J’ai vu des corps sortir de la cantine de l’Armée du Salut, où nous étions tout le temps. C’étaient des femmes pour la plupart, j’en ai vu sortir trois, écrasées et en sang. Je me promenais tout bonnement et je me suis réfugiée dans une grotte quand l’obus est tombé. Lorsque le calme est revenu, on a excavé les restes, c’était triste à voir. C’était la guerre qui débordait jusque chez nous.
C’est un côté moins reluisant. Le plus amusant était de prendre 24 heures de congé, d’aller chercher un titre de transport pour Londres en train et d’aller se déhancher comme s’il n’y avait pas de lendemain. C’était un pur plaisir. Nos compagnons s’occupaient de nous, ils faisaient attention, ne cherchaient pas à nous embrasser sans notre consentement. J’ai fini par me fiancer à un Canadien. Je l’ai rencontré à une danse de Noël, si je ne m’abuse. J’étais en congé de Noël et je logeais chez une amie. Nous sommes allées au club des officiers à Aldershot [Hampshire, Angleterre]. Nous étions habillées en civil et nous devions être gentilles avec nos partenaires à l’étranger.
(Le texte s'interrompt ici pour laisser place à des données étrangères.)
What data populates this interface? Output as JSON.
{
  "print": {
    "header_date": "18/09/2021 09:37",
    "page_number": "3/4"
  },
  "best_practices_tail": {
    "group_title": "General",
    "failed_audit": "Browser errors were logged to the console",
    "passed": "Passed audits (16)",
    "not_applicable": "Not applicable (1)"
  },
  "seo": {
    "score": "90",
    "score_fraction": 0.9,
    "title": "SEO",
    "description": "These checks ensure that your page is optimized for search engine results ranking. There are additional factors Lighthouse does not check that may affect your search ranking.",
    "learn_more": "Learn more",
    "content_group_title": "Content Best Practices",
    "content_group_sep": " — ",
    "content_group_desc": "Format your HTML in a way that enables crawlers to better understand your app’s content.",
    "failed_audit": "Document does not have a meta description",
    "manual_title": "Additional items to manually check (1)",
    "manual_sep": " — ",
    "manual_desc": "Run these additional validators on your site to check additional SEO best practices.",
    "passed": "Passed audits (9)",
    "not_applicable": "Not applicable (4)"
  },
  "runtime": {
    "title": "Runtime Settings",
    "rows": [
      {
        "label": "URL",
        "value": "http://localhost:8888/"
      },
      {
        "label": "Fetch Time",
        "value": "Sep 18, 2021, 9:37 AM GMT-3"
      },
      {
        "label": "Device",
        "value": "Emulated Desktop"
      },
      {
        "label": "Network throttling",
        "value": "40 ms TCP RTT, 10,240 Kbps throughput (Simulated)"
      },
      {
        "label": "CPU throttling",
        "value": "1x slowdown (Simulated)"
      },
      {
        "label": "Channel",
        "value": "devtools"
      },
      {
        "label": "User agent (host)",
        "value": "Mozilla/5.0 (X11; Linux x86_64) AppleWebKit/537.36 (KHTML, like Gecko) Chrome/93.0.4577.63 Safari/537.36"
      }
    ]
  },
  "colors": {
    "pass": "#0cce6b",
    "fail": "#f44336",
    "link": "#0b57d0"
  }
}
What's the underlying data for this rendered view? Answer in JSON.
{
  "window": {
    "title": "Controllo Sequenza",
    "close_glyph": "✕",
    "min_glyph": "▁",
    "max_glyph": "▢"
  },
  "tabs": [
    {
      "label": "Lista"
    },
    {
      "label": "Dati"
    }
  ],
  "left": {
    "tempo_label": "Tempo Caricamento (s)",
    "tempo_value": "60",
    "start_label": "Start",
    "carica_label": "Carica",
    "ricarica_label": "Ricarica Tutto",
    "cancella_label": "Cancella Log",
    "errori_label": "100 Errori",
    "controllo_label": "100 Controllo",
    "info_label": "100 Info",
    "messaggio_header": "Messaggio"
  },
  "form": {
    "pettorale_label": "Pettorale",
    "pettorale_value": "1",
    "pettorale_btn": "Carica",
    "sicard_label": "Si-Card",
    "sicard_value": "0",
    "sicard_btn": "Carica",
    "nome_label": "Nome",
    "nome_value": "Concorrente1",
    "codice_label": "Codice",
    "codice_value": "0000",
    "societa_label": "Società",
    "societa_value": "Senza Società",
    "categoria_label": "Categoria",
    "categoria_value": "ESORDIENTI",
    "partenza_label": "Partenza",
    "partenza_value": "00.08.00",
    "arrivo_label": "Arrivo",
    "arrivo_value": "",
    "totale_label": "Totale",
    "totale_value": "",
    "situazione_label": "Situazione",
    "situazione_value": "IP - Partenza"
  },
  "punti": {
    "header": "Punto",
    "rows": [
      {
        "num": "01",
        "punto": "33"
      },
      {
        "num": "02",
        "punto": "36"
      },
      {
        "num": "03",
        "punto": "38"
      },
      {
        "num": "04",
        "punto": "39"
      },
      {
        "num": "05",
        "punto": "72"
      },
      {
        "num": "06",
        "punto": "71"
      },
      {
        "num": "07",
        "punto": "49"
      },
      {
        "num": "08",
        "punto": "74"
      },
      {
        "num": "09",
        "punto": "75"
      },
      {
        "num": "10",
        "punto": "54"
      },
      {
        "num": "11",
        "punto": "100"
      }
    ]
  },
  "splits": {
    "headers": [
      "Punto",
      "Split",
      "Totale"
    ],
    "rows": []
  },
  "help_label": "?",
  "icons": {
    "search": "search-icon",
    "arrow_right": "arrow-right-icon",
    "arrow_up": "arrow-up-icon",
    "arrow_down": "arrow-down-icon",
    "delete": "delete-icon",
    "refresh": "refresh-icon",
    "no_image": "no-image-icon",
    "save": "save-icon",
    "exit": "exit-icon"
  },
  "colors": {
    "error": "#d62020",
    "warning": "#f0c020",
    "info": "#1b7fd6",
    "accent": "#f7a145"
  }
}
J’ai dansé avec un homme de Toronto et je suis tombée amoureuse de lui. Il m’a demandé de l’épouser et j’ai dit oui, après des mois de correspondance. Nous avons convenu d’une date en avril avant qu’il m’annonce que les congés étaient annulés et qu’on l’envoyait ailleurs. Ce n’était pas comme si on avait le choix… Il m’a dit qu’il m’écrirait pour me dire où il serait. C’est la dernière fois que j’ai entendu parler de lui pour au moins trois ans. Il avait été envoyé en Italie [pour la campagne d’Italie de 1943 à 1945].
J’ai eu de ses nouvelles alors qu’il était en Italie. C’était un petit colis en provenance d’Italie, quelque chose d’assez rare. Il y avait deux citrons à l’intérieur. Nous n’avions pas vu de citrons depuis des années! J’en avais maintenant deux! Ce soir-là, j’étais avec une amie en congé et je lui ai dit que nous irions au Crypt et que j’y apporterais mes citrons. J’en ai finalement apporté un. J’ai failli déclencher une émeute!
Le Crypt était un bar sous un bâtiment de Douvres. L’endroit avait été une sorte de crypte d’église à l’époque médiévale, avec des arches de pierre. Le bar était à l’abri des bombardements. Quoi qu’il en soit, il y avait beaucoup de monde et j’ai reconnu deux ou trois personnes au bar. Je les ai saluées et leur ai montré que j’avais un citron. Le barman, surpris, m’a demandé où j’avais bien pu le trouver. J’ai répondu qu’on me l’avait envoyé. Il y a planté un couteau et, comme si c’était Excalibur, il l’a brandi devant le bar et l’a montré aux autres. « Regardez ce que la soldate a apporté! » Le chaos s’est ensuivi! Les gens voulaient voir, toucher, sentir le citron. Ainsi étaient les simples plaisirs de l’époque!